Jhonathan Jasean Oliver (2016-06-21)

Jhonathan “Poppy” Jasean Oliver, a 32-year-old black man, was shot and killed Tuesday, June 21, in the 1400 bock of West 102nd Street in the Westmont neighborhood of South Los Angeles, according to Los Angeles County coroner’s records. 

Oliver, a graduate of Van Nuys High School and former wild lands firefighter, had recently returned to Los Angeles to help his 91-year-old grandfather, who had lived in the neighborhood for more than 50 years, said Camille Hubbard, the mother of their two sons, ages 4 and 5. 

Hubbard said she and their sons flew in from Chicago and arrived at 8 p.m. at the house where Oliver was staying with his grandfather. The family walked to a nearby Taco Bell, she said, but when they brought it home they realized they hadn’t gotten anything for the kids to drink. 

“Poppy said he’d run down to the liquor store to get some juice, and while he was gone I heard four gunshots,” Hubbard said. “I called his cellphone three times, and he didn’t answer. After the third call, I heard the police sirens and my heart dropped to my stomach. I told the kids to stay in the room while I went outside. I looked two houses down and saw him lying there.” 

Witnesses told investigators that Oliver was walking west on 102nd Street around 9 p.m. when a man got out of a white SUV parked along the curb and began shooting, hitting him multiple times, said Los Angeles County Sheriff’s Lt. Steve Jauch. 

The gunman, described only as male, then got back in the SUV, which headed west on 102nd Street until it was out of view, Jauch said. 

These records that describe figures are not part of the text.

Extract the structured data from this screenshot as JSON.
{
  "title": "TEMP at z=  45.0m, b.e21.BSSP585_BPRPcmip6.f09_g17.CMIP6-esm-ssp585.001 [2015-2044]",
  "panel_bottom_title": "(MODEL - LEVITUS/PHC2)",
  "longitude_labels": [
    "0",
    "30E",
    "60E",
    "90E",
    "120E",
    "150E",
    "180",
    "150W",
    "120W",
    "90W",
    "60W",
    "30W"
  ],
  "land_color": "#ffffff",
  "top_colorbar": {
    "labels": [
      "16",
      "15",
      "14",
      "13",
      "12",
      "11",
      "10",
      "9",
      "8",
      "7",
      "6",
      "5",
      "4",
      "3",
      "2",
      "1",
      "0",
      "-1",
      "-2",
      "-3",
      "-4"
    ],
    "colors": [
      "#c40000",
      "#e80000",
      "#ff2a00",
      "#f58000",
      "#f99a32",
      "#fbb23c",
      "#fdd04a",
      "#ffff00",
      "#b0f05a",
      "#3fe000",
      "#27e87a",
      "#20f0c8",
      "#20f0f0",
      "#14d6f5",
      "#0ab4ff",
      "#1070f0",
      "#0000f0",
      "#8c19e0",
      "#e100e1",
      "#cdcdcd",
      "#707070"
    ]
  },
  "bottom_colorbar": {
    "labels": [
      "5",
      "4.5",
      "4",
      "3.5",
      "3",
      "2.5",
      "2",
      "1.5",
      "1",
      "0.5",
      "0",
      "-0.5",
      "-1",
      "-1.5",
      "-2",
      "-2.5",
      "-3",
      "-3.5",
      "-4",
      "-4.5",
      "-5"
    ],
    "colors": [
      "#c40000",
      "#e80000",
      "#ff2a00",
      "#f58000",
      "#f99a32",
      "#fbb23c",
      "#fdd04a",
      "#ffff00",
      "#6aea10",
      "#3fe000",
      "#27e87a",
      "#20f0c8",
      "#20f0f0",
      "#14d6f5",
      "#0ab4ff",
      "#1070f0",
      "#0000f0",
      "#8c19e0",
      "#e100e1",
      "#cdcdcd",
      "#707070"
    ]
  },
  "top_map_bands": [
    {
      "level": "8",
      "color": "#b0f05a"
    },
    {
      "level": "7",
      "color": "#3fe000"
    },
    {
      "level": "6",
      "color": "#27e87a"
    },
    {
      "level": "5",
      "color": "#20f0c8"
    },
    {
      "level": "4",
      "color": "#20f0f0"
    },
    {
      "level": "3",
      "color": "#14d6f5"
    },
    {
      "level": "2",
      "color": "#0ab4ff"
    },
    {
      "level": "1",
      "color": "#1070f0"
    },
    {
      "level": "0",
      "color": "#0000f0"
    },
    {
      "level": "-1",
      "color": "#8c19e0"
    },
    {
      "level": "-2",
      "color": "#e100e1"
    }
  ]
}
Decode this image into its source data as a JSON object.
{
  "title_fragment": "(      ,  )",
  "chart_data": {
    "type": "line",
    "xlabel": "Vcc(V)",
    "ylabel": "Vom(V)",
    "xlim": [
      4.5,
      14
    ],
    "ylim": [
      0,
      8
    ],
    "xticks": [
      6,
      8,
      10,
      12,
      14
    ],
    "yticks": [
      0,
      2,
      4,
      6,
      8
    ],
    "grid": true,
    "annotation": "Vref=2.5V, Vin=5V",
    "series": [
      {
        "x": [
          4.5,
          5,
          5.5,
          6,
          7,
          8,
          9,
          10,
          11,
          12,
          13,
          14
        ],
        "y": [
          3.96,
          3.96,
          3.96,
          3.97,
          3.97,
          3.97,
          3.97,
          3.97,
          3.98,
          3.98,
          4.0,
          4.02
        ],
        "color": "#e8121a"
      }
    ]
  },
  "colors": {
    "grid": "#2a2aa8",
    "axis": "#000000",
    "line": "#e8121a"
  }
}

Oliver was pronounced dead at the scene at 9:31 p.m. with multiple gunshot wounds, according to the coroner's records. 

“At first I didn’t see any wounds on his front side, and I kept telling him to get up,” Hubbard said, “Then I looked at his side and he had all these bullet holes in his side. I couldn’t breathe, and the policemen pulled me away. We’d just gotten off the plane. The boys were so excited to spend the summer with their dad. I just couldn’t believe it.”

Hubbard said she believes Oliver tried to lead the gunman away from his family’s house. “Looking at the blood splatters, he was just a house away from us when he got shot the first time,” she said. “I think he realized they were going to follow him with that gun, so he turned around and ran the opposite direction. He sacrificed his life for his granddad and his kids.”

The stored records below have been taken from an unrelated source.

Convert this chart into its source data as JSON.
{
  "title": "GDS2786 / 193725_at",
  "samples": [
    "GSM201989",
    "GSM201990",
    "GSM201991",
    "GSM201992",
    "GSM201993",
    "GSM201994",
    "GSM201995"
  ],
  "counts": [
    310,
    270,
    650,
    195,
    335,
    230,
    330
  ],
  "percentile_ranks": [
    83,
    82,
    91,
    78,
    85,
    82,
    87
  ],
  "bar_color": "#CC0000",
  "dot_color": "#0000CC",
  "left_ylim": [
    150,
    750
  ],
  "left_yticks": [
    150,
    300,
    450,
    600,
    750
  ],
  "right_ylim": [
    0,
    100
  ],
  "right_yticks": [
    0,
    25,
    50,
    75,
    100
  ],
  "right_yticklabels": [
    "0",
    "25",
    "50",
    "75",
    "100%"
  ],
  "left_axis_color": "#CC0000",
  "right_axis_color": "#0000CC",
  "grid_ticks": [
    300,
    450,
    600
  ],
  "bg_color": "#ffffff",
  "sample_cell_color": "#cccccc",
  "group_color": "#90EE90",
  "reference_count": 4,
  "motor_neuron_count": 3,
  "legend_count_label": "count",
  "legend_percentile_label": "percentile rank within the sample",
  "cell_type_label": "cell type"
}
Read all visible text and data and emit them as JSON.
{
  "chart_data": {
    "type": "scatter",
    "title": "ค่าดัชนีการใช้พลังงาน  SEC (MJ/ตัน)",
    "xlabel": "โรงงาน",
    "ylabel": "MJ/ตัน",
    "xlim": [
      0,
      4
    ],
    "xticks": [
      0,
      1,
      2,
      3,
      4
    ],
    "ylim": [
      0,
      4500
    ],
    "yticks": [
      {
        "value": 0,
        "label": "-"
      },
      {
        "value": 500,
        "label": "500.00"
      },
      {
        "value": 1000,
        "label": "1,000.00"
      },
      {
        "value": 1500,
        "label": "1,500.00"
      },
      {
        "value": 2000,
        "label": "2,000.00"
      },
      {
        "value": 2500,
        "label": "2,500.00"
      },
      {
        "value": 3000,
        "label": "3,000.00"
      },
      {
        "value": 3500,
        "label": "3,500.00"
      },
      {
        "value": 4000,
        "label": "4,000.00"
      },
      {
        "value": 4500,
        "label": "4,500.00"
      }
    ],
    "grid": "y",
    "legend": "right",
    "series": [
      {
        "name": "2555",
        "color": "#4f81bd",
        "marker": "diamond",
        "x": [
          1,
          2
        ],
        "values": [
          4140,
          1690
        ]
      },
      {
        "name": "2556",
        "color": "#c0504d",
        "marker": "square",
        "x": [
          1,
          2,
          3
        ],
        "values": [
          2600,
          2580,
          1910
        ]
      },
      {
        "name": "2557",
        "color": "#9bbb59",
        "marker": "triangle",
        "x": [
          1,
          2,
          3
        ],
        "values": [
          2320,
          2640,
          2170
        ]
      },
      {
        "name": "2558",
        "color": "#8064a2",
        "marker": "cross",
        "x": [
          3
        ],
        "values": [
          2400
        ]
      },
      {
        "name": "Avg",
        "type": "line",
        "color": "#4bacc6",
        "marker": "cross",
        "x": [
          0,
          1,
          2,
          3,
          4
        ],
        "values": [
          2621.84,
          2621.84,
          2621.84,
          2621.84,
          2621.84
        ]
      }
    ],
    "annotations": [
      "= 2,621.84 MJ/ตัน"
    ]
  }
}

Oliver and Hubbard had been living in Chicago for three years, close to her family and where she grew up, she said.

He tried to get work as a firefighter there and was working with a moving company, or as a handyman and gardener in the meantime. He was constantly helping friends and family with projects around their homes, she said.

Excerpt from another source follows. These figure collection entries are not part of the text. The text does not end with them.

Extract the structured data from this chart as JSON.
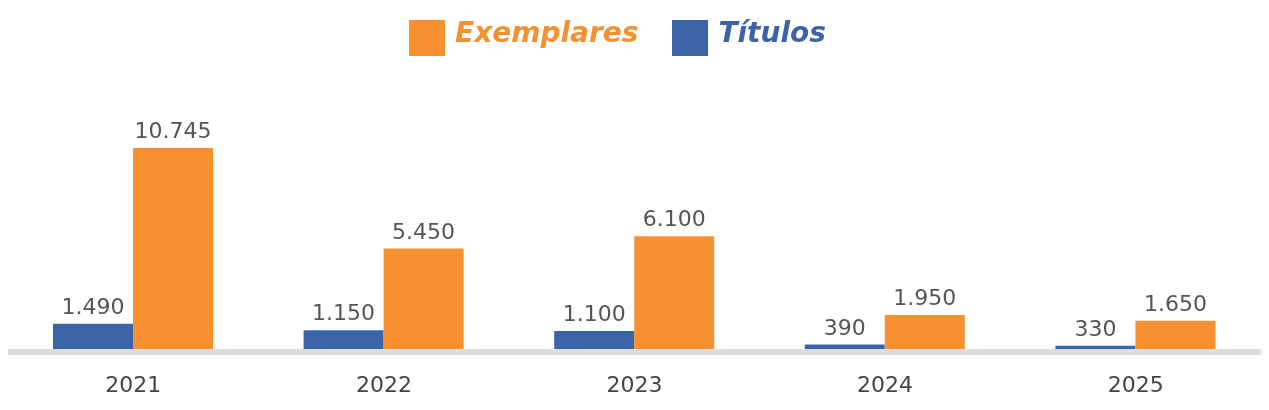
{
  "chart_data": {
    "type": "bar",
    "categories": [
      "2021",
      "2022",
      "2023",
      "2024",
      "2025"
    ],
    "series": [
      {
        "name": "Títulos",
        "color": "#3b64a8",
        "values": [
          1490,
          1150,
          1100,
          390,
          330
        ],
        "value_labels": [
          "1.490",
          "1.150",
          "1.100",
          "390",
          "330"
        ]
      },
      {
        "name": "Exemplares",
        "color": "#f7902f",
        "values": [
          10745,
          5450,
          6100,
          1950,
          1650
        ],
        "value_labels": [
          "10.745",
          "5.450",
          "6.100",
          "1.950",
          "1.650"
        ]
      }
    ],
    "legend": "top",
    "grid": false
  }
}
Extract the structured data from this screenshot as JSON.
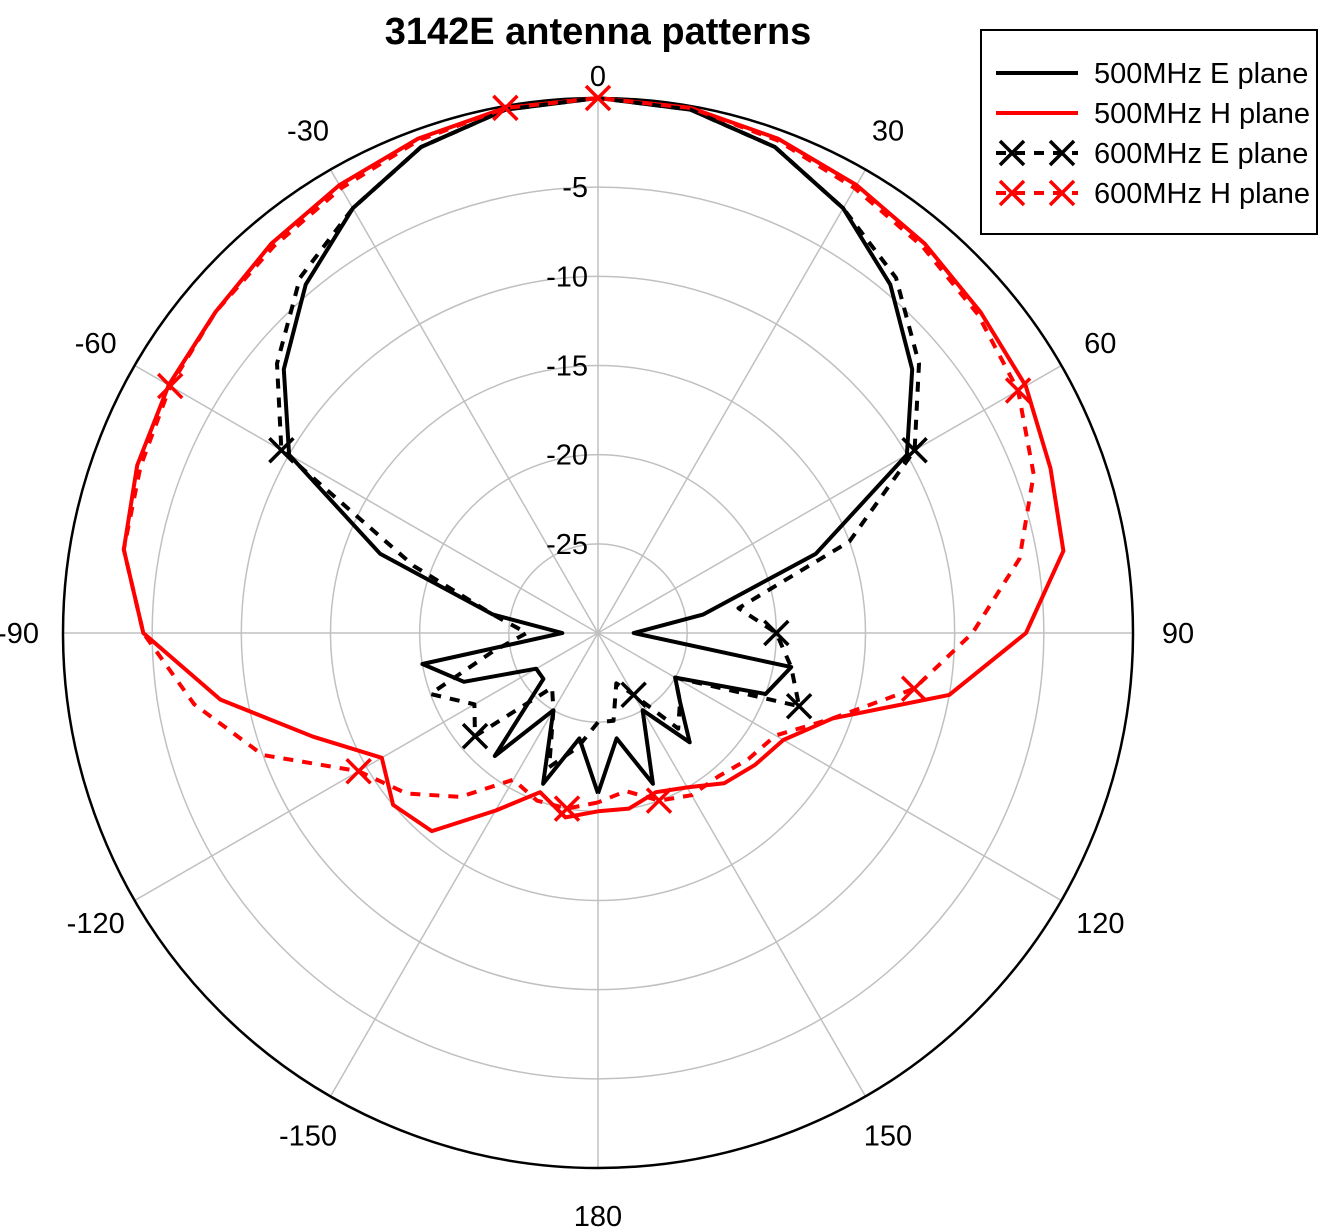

Oliver had moved back to Westmont in late May, to help with his grandfather’s care and provide a place for them to stay until Hubbard, a model and aspiring actress, found a good place for them to live. 

His plan was to get back into firefighting, she said, but more than anything, Oliver was looking forward to a summer with his sons and his older daughter, who turns 8 on the Fourth of July. The last thing he told them, she said, was how they were going to fix up some of his grandfather’s old boats to do more fishing. 

“He was just so excited for his boys to be out here with him in California,” she said. “He was a family guy; all he cared about was his kids.” 

After the shooting, Hubbard returned to Chicago to be with her family, waiting for the funeral and trying to make sense of what happened. People in the neighborhood told Hubbard that the shooter got out of a white BMW X5 and that there was suspicion that a Lexus behind the BMW might have also been involved. 

Oliver had never been involved in gangs, she said, or even been arrested, but she wonders if he was targeted because he was an unfamiliar face in that neighborhood. 

“His mom told me when Poppy first got there, she made sure she introduced him to everybody on the block. But maybe the people who shot him lived two blocks over and they’d probably never seen his face before,” she said.

“It’s crazy -- this world is crazy. I wish he had just stayed in Chicago. We have our problems there, but it was probably safer than him coming back home. ... He wasn’t even home for a month.”